1

We're running airflow in google composer, and we're running into difficulties with the the GoogleSheetsToGCSOperator. We're using composer 2, and therefore I understand that we have to make sure to use a connection with the correct scopes. So that's fine, I've set up a connection with those scopes, and we now no longer get permission errors. However, the dag still doesn't work, it now fails in a couple of different ways.

Most of the time, any dag that tries to upload a google sheet to GCS fails with error Negsignal.SIGKILL. For example:

--------------------------------------------------------------------------------
[2022-10-03, 15:50:55 UTC] {taskinstance.py:1251} INFO - Starting attempt 1 of 1
[2022-10-03, 15:50:55 UTC] {taskinstance.py:1252} INFO - 
--------------------------------------------------------------------------------
[2022-10-03, 15:50:55 UTC] {taskinstance.py:1271} INFO - Executing <Task(GoogleSheetsToGCSOperator): upload_sheet_to_gcs_airflow_permission_test_sheet> on 2022-10-03 15:50:38.412899+00:00
[2022-10-03, 15:50:55 UTC] {standard_task_runner.py:52} INFO - Started process 529848 to run task
[2022-10-03, 15:50:55 UTC] {standard_task_runner.py:79} INFO - Running: ['airflow', 'tasks', 'run', 'test_brunel_core_2', 'upload_sheet_to_gcs_airflow_permission_test_sheet', 'manual__2022-10-03T15:50:38.412899+00:00', '--job-id', '7342', '--raw', '--subdir', 'DAGS_FOLDER/DAGs/z_airflow_testing_dags/test_brunel_2_functions.py', '--cfg-path', '/tmp/tmpyuhkixqc', '--error-file', '/tmp/tmp7p2delaz']
[2022-10-03, 15:50:55 UTC] {standard_task_runner.py:80} INFO - Job 7342: Subtask upload_sheet_to_gcs_airflow_permission_test_sheet
/opt/python3.8/lib/python3.8/site-packages/airflow/utils/log/file_task_handler.py:110: ResourceWarning: unclosed file <_io.TextIOWrapper name='/home/airflow/gcs/logs/test_brunel_core_2/upload_sheet_to_gcs_airflow_permission_test_sheet/2022-10-03T15:50:38.412899+00:00/1.log' mode='a' encoding='utf-8'>
  self.handler = NonCachingFileHandler(local_loc, encoding='utf-8')

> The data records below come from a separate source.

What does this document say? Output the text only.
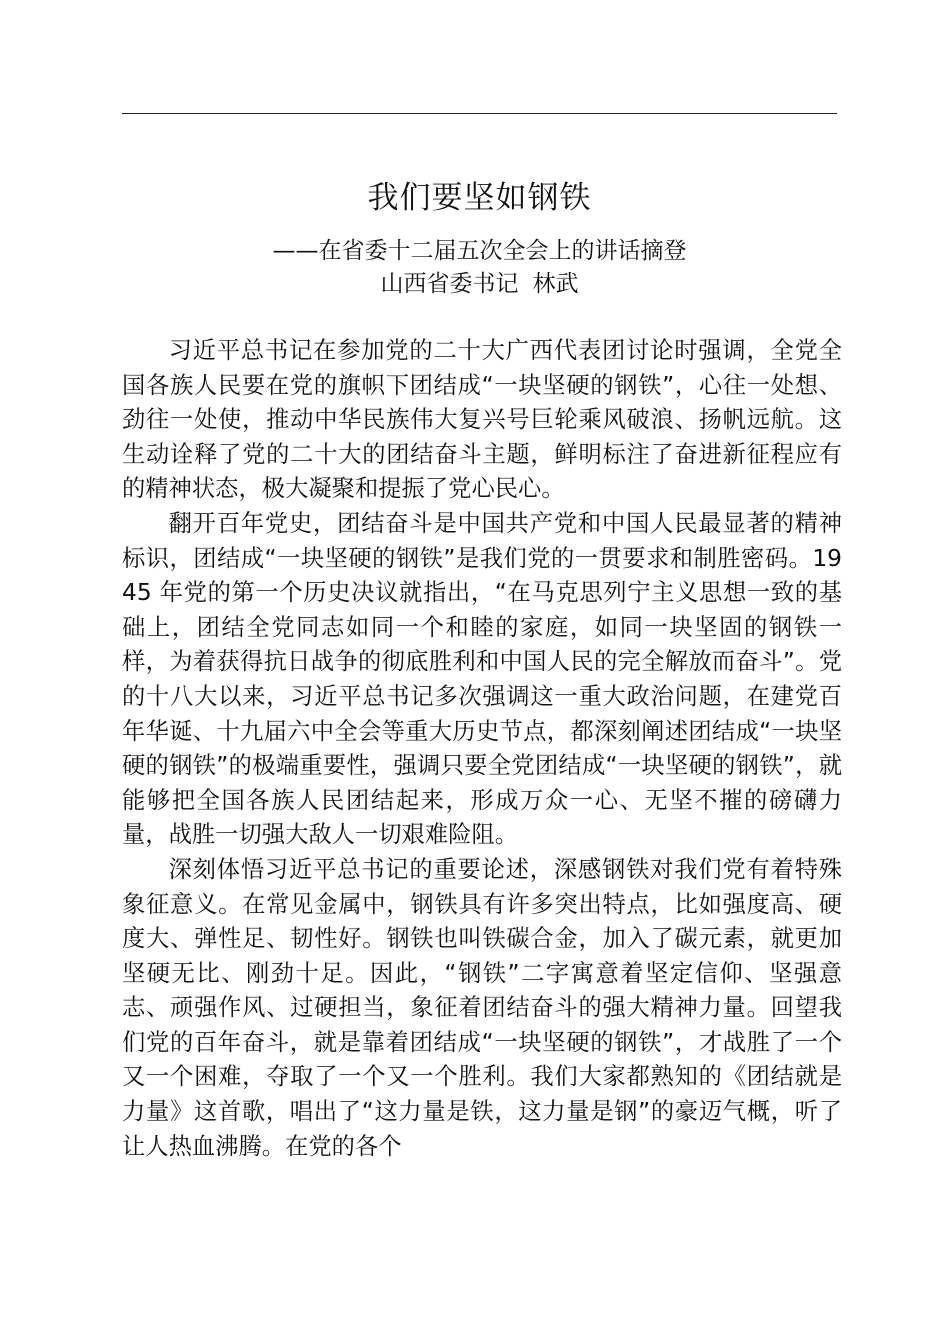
我们要坚如钢铁
——在省委十二届五次全会上的讲话摘登
山西省委书记 林武

习近平总书记在参加党的二十大广西代表团讨论时强调，全党全国各族人民要在党的旗帜下团结成“一块坚硬的钢铁”，心往一处想、劲往一处使，推动中华民族伟大复兴号巨轮乘风破浪、扬帆远航。这生动诠释了党的二十大的团结奋斗主题，鲜明标注了奋进新征程应有的精神状态，极大凝聚和提振了党心民心。

翻开百年党史，团结奋斗是中国共产党和中国人民最显著的精神标识，团结成“一块坚硬的钢铁”是我们党的一贯要求和制胜密码。1945 年党的第一个历史决议就指出，“在马克思列宁主义思想一致的基础上，团结全党同志如同一个和睦的家庭，如同一块坚固的钢铁一样，为着获得抗日战争的彻底胜利和中国人民的完全解放而奋斗”。党的十八大以来，习近平总书记多次强调这一重大政治问题，在建党百年华诞、十九届六中全会等重大历史节点，都深刻阐述团结成“一块坚硬的钢铁”的极端重要性，强调只要全党团结成“一块坚硬的钢铁”，就能够把全国各族人民团结起来，形成万众一心、无坚不摧的磅礴力量，战胜一切强大敌人一切艰难险阻。

深刻体悟习近平总书记的重要论述，深感钢铁对我们党有着特殊象征意义。在常见金属中，钢铁具有许多突出特点，比如强度高、硬度大、弹性足、韧性好。钢铁也叫铁碳合金，加入了碳元素，就更加坚硬无比、刚劲十足。因此，“钢铁”二字寓意着坚定信仰、坚强意志、顽强作风、过硬担当，象征着团结奋斗的强大精神力量。回望我们党的百年奋斗，就是靠着团结成“一块坚硬的钢铁”，才战胜了一个又一个困难，夺取了一个又一个胜利。我们大家都熟知的《团结就是力量》这首歌，唱出了“这力量是铁，这力量是钢”的豪迈气概，听了让人热血沸腾。在党的各个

[2022-10-03, 15:50:56 UTC] {task_command.py:298} INFO - Running <TaskInstance: test_brunel_core_2.upload_sheet_to_gcs_airflow_permission_test_sheet manual__2022-10-03T15:50:38.412899+00:00 [running]> on host airflow-worker-j28mn
[2022-10-03, 15:50:56 UTC] {taskinstance.py:1448} INFO - Exporting the following env vars:
AIRFLOW_CTX_DAG_OWNER=process_dev_joe_m
AIRFLOW_CTX_DAG_ID=test_brunel_core_2
AIRFLOW_CTX_TASK_ID=upload_sheet_to_gcs_airflow_permission_test_sheet
AIRFLOW_CTX_EXECUTION_DATE=2022-10-03T15:50:38.412899+00:00
AIRFLOW_CTX_DAG_RUN_ID=manual__2022-10-03T15:50:38.412899+00:00
[2022-10-03, 15:51:02 UTC] {local_task_job.py:154} INFO - Task exited with return code Negsignal.SIGKILL
[2022-10-03, 15:51:02 UTC] {taskinstance.py:1279} INFO - Marking task as FAILED. dag_id=test_brunel_core_2, task_id=upload_sheet_to_gcs_airflow_permission_test_sheet, execution_date=20221003T155038, start_date=20221003T155055, end_date=20221003T155102

The rest of the time, some random task in the dag fails (not neccesarily the step with the GoogleSheetsToGCSOperator). Sometimes it a step fails with absolutely no log being generated at all, or sometimes log is generated but it contains no errors. Instead, the only clue is a warning:

/opt/python3.8/lib/python3.8/site-packages/airflow/utils/log/file_task_handler.py:110: ResourceWarning: unclosed file <_io.TextIOWrapper name='/home/airflow/gcs/logs/test_flakiness/create_table_JM_test_table.create/2022-10-04T09:11:58.425115+00:00/1.log' mode='a' encoding='utf-8'>
  self.handler = NonCachingFileHandler(local_loc, encoding='utf-8')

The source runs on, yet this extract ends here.